Inside the Beltway
Behold, a cautionary tale of social media. Consider that Washington Post “Right Now” blogger Dave Weigel tweeted a missive right from the White House Correspondents Dinner on Saturday night that read, “I hear there’s video out there of Matt Drudge diddling an 8-year-old boy. Shocking.” Mr. Weigel later explained it was meant to parody Mr. Drudge’s recent promotion at his online news site of a National Enquirer story that claimed President Obama had an extramarital affair.
“I have criticized Weigel before because I feel his column often looks for ways that make conservatives look bad,” says Dan Gainor, director of the Business and Media Institute, a conservative watchdog. “Apparently, Weigel thinks making jokes about child molestation or rape is professional journalism.”
“Weigel is still learning his new role as someone who works for a company that actually has an image, albeit a lefty one.
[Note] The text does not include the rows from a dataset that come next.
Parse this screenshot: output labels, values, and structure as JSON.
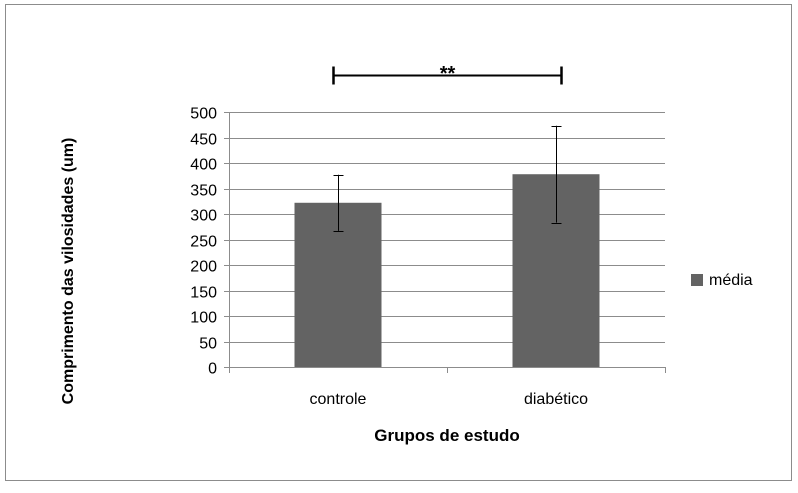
{
  "chart_data": {
    "type": "bar",
    "title": "",
    "xlabel": "Grupos de estudo",
    "ylabel": "Comprimento das vilosidades (um)",
    "categories": [
      "controle",
      "diabético"
    ],
    "series": [
      {
        "name": "média",
        "values": [
          322,
          378
        ],
        "error": [
          55,
          95
        ],
        "color": "#636363"
      }
    ],
    "ylim": [
      0,
      500
    ],
    "yticks": [
      0,
      50,
      100,
      150,
      200,
      250,
      300,
      350,
      400,
      450,
      500
    ],
    "yticks_labels": [
      "0",
      "50",
      "100",
      "150",
      "200",
      "250",
      "300",
      "350",
      "400",
      "450",
      "500"
    ],
    "grid": true,
    "legend": "right",
    "annotation": {
      "text": "**",
      "between": [
        "controle",
        "diabético"
      ]
    }
  }
}
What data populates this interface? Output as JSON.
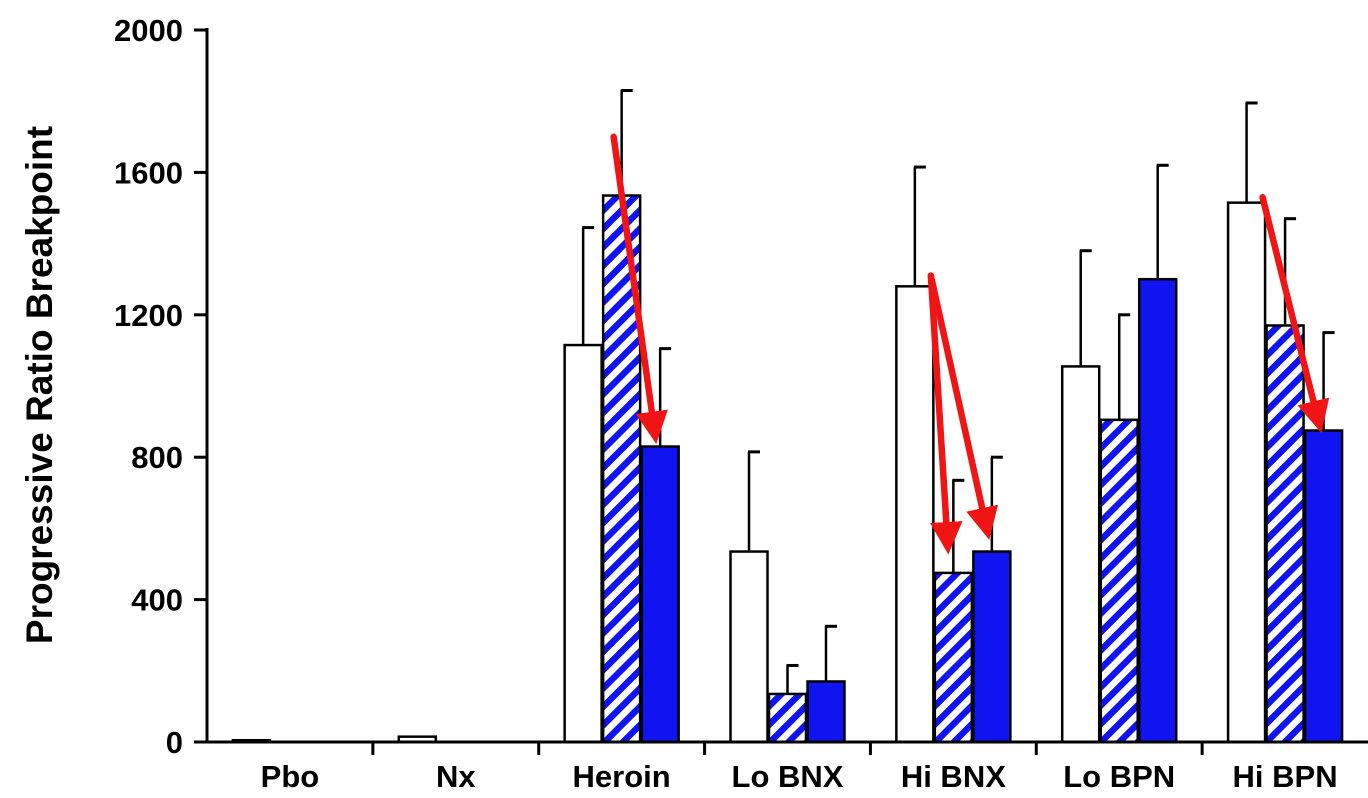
{
  "chart_data": {
    "type": "bar",
    "title": "",
    "xlabel": "",
    "ylabel": "Progressive Ratio Breakpoint",
    "ylim": [
      0,
      2000
    ],
    "yticks": [
      0,
      400,
      800,
      1200,
      1600,
      2000
    ],
    "grid": false,
    "legend": "none",
    "categories": [
      "Pbo",
      "Nx",
      "Heroin",
      "Lo BNX",
      "Hi BNX",
      "Lo BPN",
      "Hi BPN"
    ],
    "series": [
      {
        "style": "open",
        "values": [
          5,
          15,
          1115,
          535,
          1280,
          1055,
          1515
        ],
        "error": [
          0,
          0,
          330,
          280,
          335,
          325,
          280
        ]
      },
      {
        "style": "hatched",
        "values": [
          0,
          0,
          1535,
          135,
          475,
          905,
          1170
        ],
        "error": [
          0,
          0,
          295,
          80,
          260,
          295,
          300
        ]
      },
      {
        "style": "solid",
        "values": [
          0,
          0,
          830,
          170,
          535,
          1300,
          875
        ],
        "error": [
          0,
          0,
          275,
          155,
          265,
          320,
          275
        ]
      }
    ],
    "annotations": [
      {
        "type": "arrow",
        "category": "Heroin",
        "from_series": 1,
        "to_series": 2,
        "from_y": 1700,
        "to_y": 830
      },
      {
        "type": "arrow",
        "category": "Hi BNX",
        "from_series": 0,
        "to_series": 1,
        "from_y": 1310,
        "to_y": 520
      },
      {
        "type": "arrow",
        "category": "Hi BNX",
        "from_series": 0,
        "to_series": 2,
        "from_y": 1310,
        "to_y": 560
      },
      {
        "type": "arrow",
        "category": "Hi BPN",
        "from_series": 0,
        "to_series": 2,
        "from_y": 1530,
        "to_y": 860
      }
    ],
    "colors": {
      "bar_fill": "#0f14f0",
      "bar_outline": "#000000",
      "hatch_bg": "#ffffff",
      "arrow": "#f01414"
    }
  }
}
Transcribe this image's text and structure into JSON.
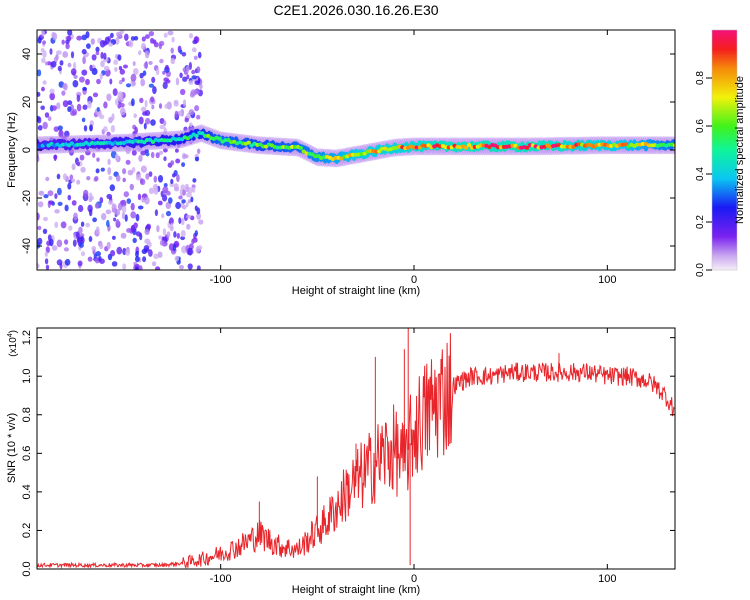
{
  "title": "C2E1.2026.030.16.26.E30",
  "chart_data": [
    {
      "type": "heatmap",
      "title": "C2E1.2026.030.16.26.E30",
      "xlabel": "Height of straight line (km)",
      "ylabel": "Frequency (Hz)",
      "xlim": [
        -195,
        135
      ],
      "ylim": [
        -50,
        50
      ],
      "xticks": [
        -100,
        0,
        100
      ],
      "yticks": [
        -40,
        -20,
        0,
        20,
        40
      ],
      "colorbar": {
        "label": "Normalized spectral amplitude",
        "range": [
          0,
          1
        ],
        "ticks": [
          0.0,
          0.2,
          0.4,
          0.6,
          0.8
        ]
      },
      "ridge": {
        "x": [
          -195,
          -150,
          -120,
          -110,
          -100,
          -80,
          -60,
          -50,
          -40,
          -30,
          -20,
          -10,
          0,
          20,
          60,
          100,
          135
        ],
        "freq_hz": [
          2.0,
          3.0,
          4.5,
          7.0,
          4.0,
          2.0,
          1.0,
          -3.0,
          -3.5,
          -2.0,
          -0.5,
          1.0,
          1.5,
          1.5,
          1.5,
          2.0,
          2.0
        ],
        "amplitude": [
          0.4,
          0.5,
          0.55,
          0.6,
          0.7,
          0.65,
          0.7,
          0.75,
          0.8,
          0.85,
          0.9,
          0.9,
          0.95,
          1.0,
          1.0,
          0.9,
          0.7
        ]
      },
      "noise_region_x": [
        -195,
        -110
      ]
    },
    {
      "type": "line",
      "xlabel": "Height of straight line (km)",
      "ylabel": "SNR (10 * v/v)",
      "y_multiplier": "(x10",
      "y_multiplier_exp": "4",
      "y_multiplier_close": ")",
      "xlim": [
        -195,
        135
      ],
      "ylim": [
        0,
        1.25
      ],
      "xticks": [
        -100,
        0,
        100
      ],
      "yticks": [
        0.0,
        0.2,
        0.4,
        0.6,
        0.8,
        1.0,
        1.2
      ],
      "ytick_labels": [
        "0.0",
        "0.2",
        "0.4",
        "0.6",
        "0.8",
        "1.0",
        "1.2"
      ],
      "color": "#e8252a",
      "x": [
        -195,
        -170,
        -150,
        -130,
        -120,
        -110,
        -100,
        -90,
        -80,
        -70,
        -60,
        -50,
        -45,
        -40,
        -35,
        -30,
        -25,
        -20,
        -15,
        -10,
        -5,
        0,
        10,
        20,
        30,
        40,
        50,
        60,
        70,
        80,
        90,
        100,
        110,
        120,
        125,
        130,
        135
      ],
      "y": [
        0.02,
        0.02,
        0.02,
        0.02,
        0.03,
        0.05,
        0.08,
        0.12,
        0.18,
        0.12,
        0.1,
        0.2,
        0.25,
        0.32,
        0.4,
        0.45,
        0.5,
        0.55,
        0.6,
        0.62,
        0.55,
        0.72,
        0.85,
        0.95,
        1.0,
        1.0,
        1.02,
        1.02,
        1.02,
        1.02,
        1.02,
        1.0,
        1.0,
        0.98,
        0.95,
        0.9,
        0.82
      ],
      "spikes": [
        {
          "x": -80,
          "y": 0.35
        },
        {
          "x": -50,
          "y": 0.48
        },
        {
          "x": -30,
          "y": 0.65
        },
        {
          "x": -20,
          "y": 1.1
        },
        {
          "x": -5,
          "y": 1.14
        },
        {
          "x": -3,
          "y": 1.25
        },
        {
          "x": -2,
          "y": 0.02
        },
        {
          "x": 10,
          "y": 0.88
        },
        {
          "x": 25,
          "y": 1.02
        },
        {
          "x": 75,
          "y": 1.12
        }
      ]
    }
  ]
}
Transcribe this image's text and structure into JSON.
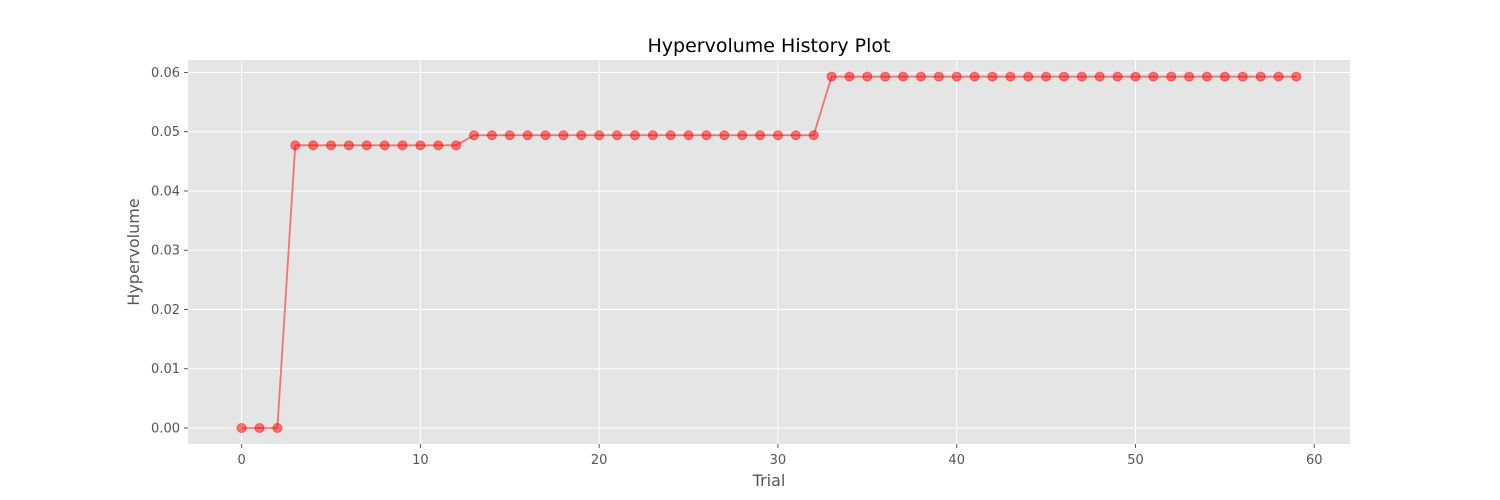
{
  "chart_data": {
    "type": "line",
    "title": "Hypervolume History Plot",
    "xlabel": "Trial",
    "ylabel": "Hypervolume",
    "xlim": [
      -3,
      62
    ],
    "ylim": [
      -0.0027,
      0.0621
    ],
    "xticks": [
      0,
      10,
      20,
      30,
      40,
      50,
      60
    ],
    "xtick_labels": [
      "0",
      "10",
      "20",
      "30",
      "40",
      "50",
      "60"
    ],
    "yticks": [
      0.0,
      0.01,
      0.02,
      0.03,
      0.04,
      0.05,
      0.06
    ],
    "ytick_labels": [
      "0.00",
      "0.01",
      "0.02",
      "0.03",
      "0.04",
      "0.05",
      "0.06"
    ],
    "grid": true,
    "style": "ggplot",
    "colors": {
      "series": "#ff0000",
      "background": "#e5e5e5",
      "grid": "#ffffff"
    },
    "series": [
      {
        "x": [
          0,
          1,
          2,
          3,
          4,
          5,
          6,
          7,
          8,
          9,
          10,
          11,
          12,
          13,
          14,
          15,
          16,
          17,
          18,
          19,
          20,
          21,
          22,
          23,
          24,
          25,
          26,
          27,
          28,
          29,
          30,
          31,
          32,
          33,
          34,
          35,
          36,
          37,
          38,
          39,
          40,
          41,
          42,
          43,
          44,
          45,
          46,
          47,
          48,
          49,
          50,
          51,
          52,
          53,
          54,
          55,
          56,
          57,
          58,
          59
        ],
        "values": [
          0.0,
          0.0,
          0.0,
          0.0477,
          0.0477,
          0.0477,
          0.0477,
          0.0477,
          0.0477,
          0.0477,
          0.0477,
          0.0477,
          0.0477,
          0.0494,
          0.0494,
          0.0494,
          0.0494,
          0.0494,
          0.0494,
          0.0494,
          0.0494,
          0.0494,
          0.0494,
          0.0494,
          0.0494,
          0.0494,
          0.0494,
          0.0494,
          0.0494,
          0.0494,
          0.0494,
          0.0494,
          0.0494,
          0.0593,
          0.0593,
          0.0593,
          0.0593,
          0.0593,
          0.0593,
          0.0593,
          0.0593,
          0.0593,
          0.0593,
          0.0593,
          0.0593,
          0.0593,
          0.0593,
          0.0593,
          0.0593,
          0.0593,
          0.0593,
          0.0593,
          0.0593,
          0.0593,
          0.0593,
          0.0593,
          0.0593,
          0.0593,
          0.0593,
          0.0593
        ]
      }
    ]
  }
}
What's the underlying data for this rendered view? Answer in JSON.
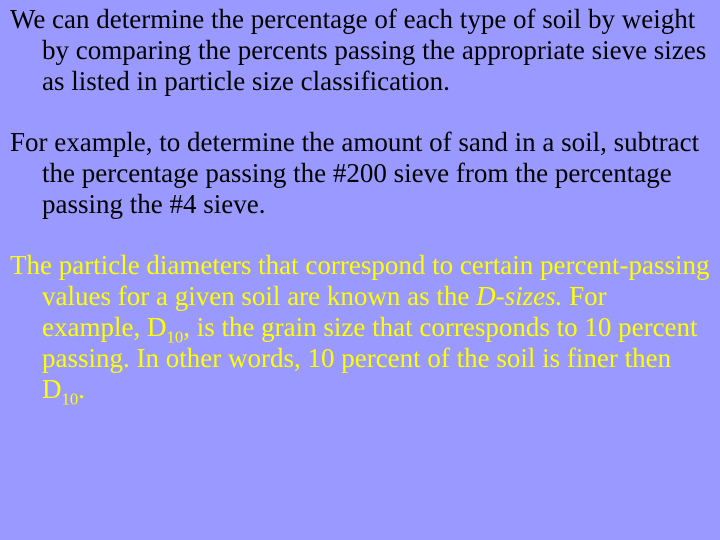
{
  "slide": {
    "background_color": "#9999ff",
    "font_family": "Times New Roman",
    "font_size_pt": 27,
    "text_color": "#000000",
    "highlight_color": "#ffff00",
    "paragraphs": {
      "p1": {
        "t1": "We can determine the percentage of each type of soil by weight by comparing the percents passing the appropriate sieve sizes as listed in particle size classification."
      },
      "p2": {
        "t1": "For example, to determine the amount of sand in a soil, subtract the percentage passing the #200 sieve from the percentage passing the #4 sieve."
      },
      "p3": {
        "t1": "The particle diameters that correspond to certain percent-passing values for a given soil are known as the ",
        "t2": "D-sizes.",
        "t3": " For example, D",
        "t4": "10",
        "t5": ", is the grain size that corresponds to 10 percent passing. In other words, 10 percent of the soil is finer then D",
        "t6": "10",
        "t7": "."
      }
    }
  }
}
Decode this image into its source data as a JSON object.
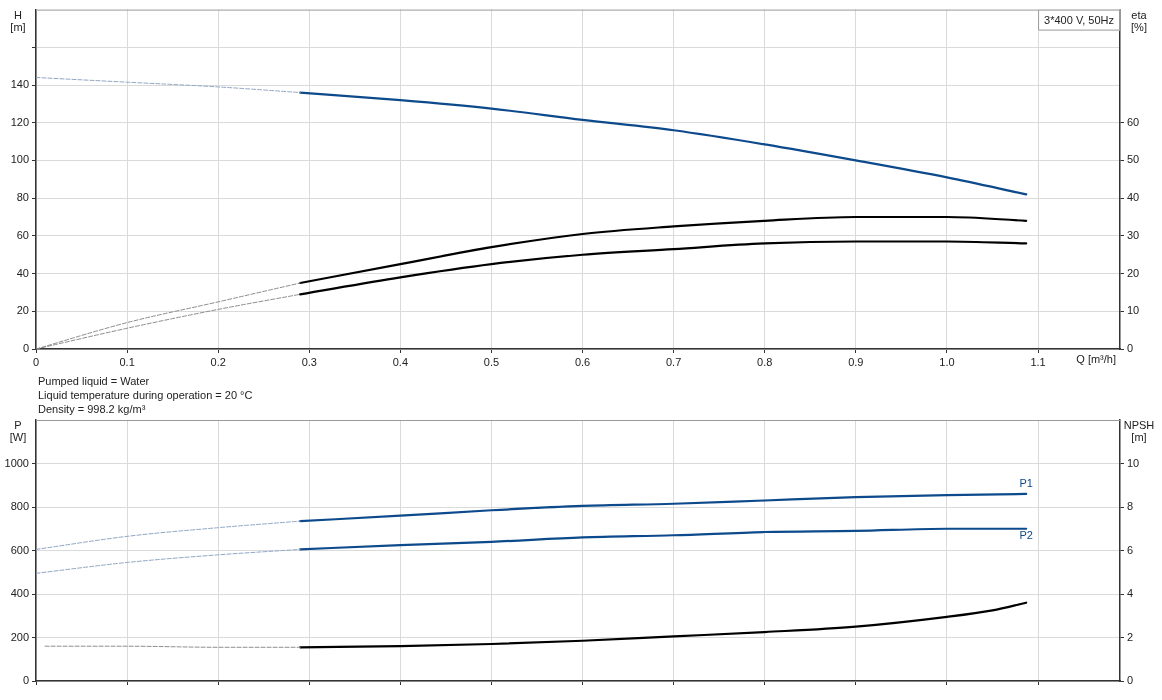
{
  "chart_data": [
    {
      "type": "line",
      "xlabel": "Q [m³/h]",
      "ylabel": "H [m]",
      "y2label": "eta [%]",
      "annotations": [
        "3*400 V, 50Hz"
      ],
      "xlim": [
        0,
        1.19
      ],
      "xticks": [
        0,
        0.1,
        0.2,
        0.3,
        0.4,
        0.5,
        0.6,
        0.7,
        0.8,
        0.9,
        {
          "value": 1,
          "label": "1.0"
        },
        1.1
      ],
      "ylim": [
        0,
        180
      ],
      "yticks": [
        0,
        20,
        40,
        60,
        80,
        100,
        120,
        140,
        {
          "value": 160,
          "label": null
        }
      ],
      "y2lim": [
        0,
        90
      ],
      "y2ticks": [
        0,
        10,
        20,
        30,
        40,
        50,
        60
      ],
      "grid": true,
      "legend": false,
      "marker": "none",
      "series": [
        {
          "color": "#8fa6c4",
          "line_style": "dashed",
          "x": [
            0,
            0.1,
            0.2,
            0.29
          ],
          "values": [
            144,
            141.5,
            139,
            136
          ]
        },
        {
          "color": "#0d4a8c",
          "line_style": "solid",
          "x": [
            0.29,
            0.4,
            0.5,
            0.6,
            0.7,
            0.8,
            0.9,
            1.0,
            1.087
          ],
          "values": [
            136,
            132,
            127.5,
            121.5,
            116,
            108.5,
            100,
            91,
            82
          ]
        },
        {
          "color": "#8c8c8c",
          "line_style": "dashed",
          "axis": "y2",
          "x": [
            0,
            0.1,
            0.2,
            0.29
          ],
          "values": [
            0,
            7,
            12.5,
            17.5
          ]
        },
        {
          "color": "#000000",
          "line_style": "solid",
          "axis": "y2",
          "x": [
            0.29,
            0.4,
            0.5,
            0.6,
            0.7,
            0.8,
            0.9,
            0.95,
            1.0,
            1.087
          ],
          "values": [
            17.5,
            22.5,
            27,
            30.5,
            32.5,
            34,
            35,
            35,
            35,
            34
          ]
        },
        {
          "color": "#8c8c8c",
          "line_style": "dashed",
          "axis": "y2",
          "x": [
            0,
            0.1,
            0.2,
            0.29
          ],
          "values": [
            0,
            5.5,
            10.5,
            14.5
          ]
        },
        {
          "color": "#000000",
          "line_style": "solid",
          "axis": "y2",
          "x": [
            0.29,
            0.4,
            0.5,
            0.6,
            0.7,
            0.8,
            0.9,
            0.95,
            1.0,
            1.087
          ],
          "values": [
            14.5,
            19,
            22.5,
            25,
            26.5,
            28,
            28.5,
            28.5,
            28.5,
            28
          ]
        }
      ]
    },
    {
      "type": "line",
      "ylabel": "P [W]",
      "y2label": "NPSH [m]",
      "annotations": [
        "Pumped liquid = Water",
        "Liquid temperature during operation = 20 °C",
        "Density = 998.2 kg/m³"
      ],
      "xlim": [
        0,
        1.19
      ],
      "xticks": [
        0,
        0.1,
        0.2,
        0.3,
        0.4,
        0.5,
        0.6,
        0.7,
        0.8,
        0.9,
        1,
        1.1
      ],
      "tick_labels": "y",
      "ylim": [
        0,
        1200
      ],
      "yticks": [
        0,
        200,
        400,
        600,
        800,
        1000
      ],
      "y2lim": [
        0,
        12
      ],
      "y2ticks": [
        0,
        2,
        4,
        6,
        8,
        10
      ],
      "grid": true,
      "legend": false,
      "marker": "none",
      "series": [
        {
          "color": "#8fa6c4",
          "line_style": "dashed",
          "x": [
            0,
            0.1,
            0.2,
            0.29
          ],
          "values": [
            605,
            665,
            705,
            735
          ]
        },
        {
          "name": "P1",
          "color": "#0d4a8c",
          "line_style": "solid",
          "x": [
            0.29,
            0.4,
            0.5,
            0.6,
            0.7,
            0.8,
            0.9,
            1.0,
            1.087
          ],
          "values": [
            735,
            760,
            785,
            805,
            815,
            830,
            845,
            855,
            860
          ]
        },
        {
          "color": "#8fa6c4",
          "line_style": "dashed",
          "x": [
            0,
            0.1,
            0.2,
            0.29
          ],
          "values": [
            495,
            545,
            580,
            605
          ]
        },
        {
          "name": "P2",
          "color": "#0d4a8c",
          "line_style": "solid",
          "x": [
            0.29,
            0.4,
            0.5,
            0.6,
            0.7,
            0.8,
            0.9,
            1.0,
            1.087
          ],
          "values": [
            605,
            625,
            640,
            660,
            670,
            685,
            690,
            700,
            700
          ]
        },
        {
          "color": "#8c8c8c",
          "line_style": "dashed",
          "axis": "y2",
          "x": [
            0.01,
            0.1,
            0.2,
            0.29
          ],
          "values": [
            1.6,
            1.6,
            1.55,
            1.55
          ]
        },
        {
          "color": "#000000",
          "line_style": "solid",
          "axis": "y2",
          "x": [
            0.29,
            0.4,
            0.5,
            0.6,
            0.7,
            0.8,
            0.9,
            1.0,
            1.05,
            1.087
          ],
          "values": [
            1.55,
            1.6,
            1.7,
            1.85,
            2.05,
            2.25,
            2.5,
            2.95,
            3.25,
            3.6
          ]
        }
      ]
    }
  ]
}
The question isn’t just making inappropriate comments and bashing conservatives, which he does with regularity. The question is one of unprofessional conduct,” Mr. Gainor says.
Mr. Weigel struck back at his personal website, calling Mr. Gainor a “tiresome scold” and guilty of “humorlessness and innuendo,” among other things.
“Fifteen countries attract about 500 million of the roughly 700 million adults worldwide who say they would like to relocate permanently to another country if they could. Gallup finds the U.S. is clearly the No. 1 desired destination among these potential migrants, with more than 165 million saying they would like to move there, and neighboring Canada is a distant second with 45 million … Gallup finds the U.S. appeals more to the youngest and least educated adults.”
The numbers: 40 percent have an elementary education or less, 51 percent have secondary education, 9 percent have a college degree. (From a Gallup poll of 347,713 adults in 148 countries, conducted between 2007 and 2009, and released Friday.)
“It’s our turn. Bring illegal immigration enforcement laws to Florida.”
Among the bumper stickers offered by “1,000,000 Strong Supporting Arizona Immigration Law SB1070,” a Facebook page created April 24.
The Arizona border problem is the fault of seven Republicans and three Democrats, says the state’s major newspaper. In a front-page editorial, the Arizona Republic mostly condemns politicians for failing to remedy illegal immigration, noting that they are “pandering to public fear.”